Quality of content, targeted marketing and the wider backing of exhibitors are keys to building alternative content into a $1 billion market, according to leading content owners, distributors and exhibitors attending CineEurope.
“This is a potentially huge market but we need a collective approach where every exhibitor does what they can,” said Drew Kaza, EVP, digital development, Odeon/UCI/Cinesa Cinemas, speaking on an alternative content panel at CineEurope this morning.
“This is a not a business based on exclusivity. Fewer screens is counter productive to what we can all achieve together.”
“Alternative content is a burgeoning market,” added exhibitor Graham Spurling, director at Ireland’s Movies@Cinemas. “I don’t think you can afford not to give it a chance.”
Alternative content, recently rebranded by trade body Event Cinema Association (ECA) as ‘event cinema’, is claimed as the only growth area in exhibition.
Estimated at $300m worldwide today, it is predicted to achieve $1bn by 2020 [IHS Screen Digest] and has already become a “viable revenue stream for exhibitors,” said ECA chairman, Melissa Keeping at the session ‘Event Cinema: New Frontiers in Alternative Content’ moderated by Screen International editor Wendy Mitchell.
“There is need for cohesive action around this growing market to communicate what alternative content is trying to achieve,” Keeping said.
Larry McCourt, SVP, marketing and sales, Cinedigm - one of the few distributors of both films and alternative content - said, “We believe there’s solid revenue out there. We also believe there are lots of audiences that are underserved. There are audiences for documentaries and we plan to experiment with genres including horror and family. The marketing model is one of narrowcasting, but we need exhibitors to help us locate and target audiences.”
Agreeing, Mariusz Spisz, sales and marketing director at Polish chain Multikino said: “It’s very important to build familiarity among audiences for alternative content but we also need content suppliers to support us in promotion from trailers to posters. We programme opera, sports and movie marathons on a frequent basis. Where other cinemas [in Poland] have tried one-off events they have failed, because audiences did not see their cinemas as an alternative content venue.”

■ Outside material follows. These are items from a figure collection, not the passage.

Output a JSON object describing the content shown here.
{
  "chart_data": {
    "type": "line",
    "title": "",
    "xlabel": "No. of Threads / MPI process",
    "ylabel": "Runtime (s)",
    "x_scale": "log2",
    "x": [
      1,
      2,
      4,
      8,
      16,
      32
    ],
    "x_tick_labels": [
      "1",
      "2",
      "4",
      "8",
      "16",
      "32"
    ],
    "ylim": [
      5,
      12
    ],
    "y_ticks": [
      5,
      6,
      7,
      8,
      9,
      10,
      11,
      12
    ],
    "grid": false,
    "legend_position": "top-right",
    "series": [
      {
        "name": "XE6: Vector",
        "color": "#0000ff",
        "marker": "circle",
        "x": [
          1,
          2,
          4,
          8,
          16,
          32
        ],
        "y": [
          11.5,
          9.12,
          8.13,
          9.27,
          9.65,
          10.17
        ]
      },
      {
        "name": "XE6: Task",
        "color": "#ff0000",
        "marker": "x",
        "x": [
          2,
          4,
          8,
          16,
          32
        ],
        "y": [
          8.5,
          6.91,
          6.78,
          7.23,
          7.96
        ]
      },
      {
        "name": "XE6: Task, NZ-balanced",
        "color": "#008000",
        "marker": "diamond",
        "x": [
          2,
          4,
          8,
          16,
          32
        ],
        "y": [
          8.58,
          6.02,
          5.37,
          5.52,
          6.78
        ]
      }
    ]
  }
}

Spurling added: “It’s not a one size fits all business. Opera is an easier sell in Ireland than ballet, but the reverse may be true in Russia. Because the product is not backed by huge marketing budgets you have to have focussed target marketing and be prepared to take a 12 month gamble to build the market.”
Pathé Live CEO Thierry Fontaine, struck a note of caution. “I have a hard time believing those figures [of $1bn],” he said. “It really depends on the quality of the content. We receive dozens of programmes each month and often the quality is very bad. In particular there is an awful lot of poor quality 3D content submitted to us. We also need to be selective…We programmed 38 shows last year. This year we will concentrate resources on 26.
“The key issues for me are quality and brand,” he continued. “Audiences can identify both in The Met Opera and the Bolshoi [which Pathé Live produces as well as distributes internationally]. Profitability is fragile. We invest Euros 400,000 per show producing the Bolshoi so it’s key for us to make a profit on each individual production. We cannot spend millions of euros on marketing, so it’s vital that we work with committed exhibitors who know what it takes to attract specific audiences.”
During last week’s live broadcast of Pompeii Live [pictured] to 280 UK cinemas from the British Museum [which attracted a remarkable 50,000 tickets customers and generated £450,000] Tim Plyming, the museum’s head of digital and online, said he’d received feedback from customers that the cinema sound was poor, the houselights took a while to be turned down or the satellite feed could be seen being tuned in on screen.
“I can control the links from the outside broadcast to the cinema but I can’t control the final link in the presentation. Standards are important to uphold the brand reputation of content owners and the efforts of the ECA are very important in this regard.”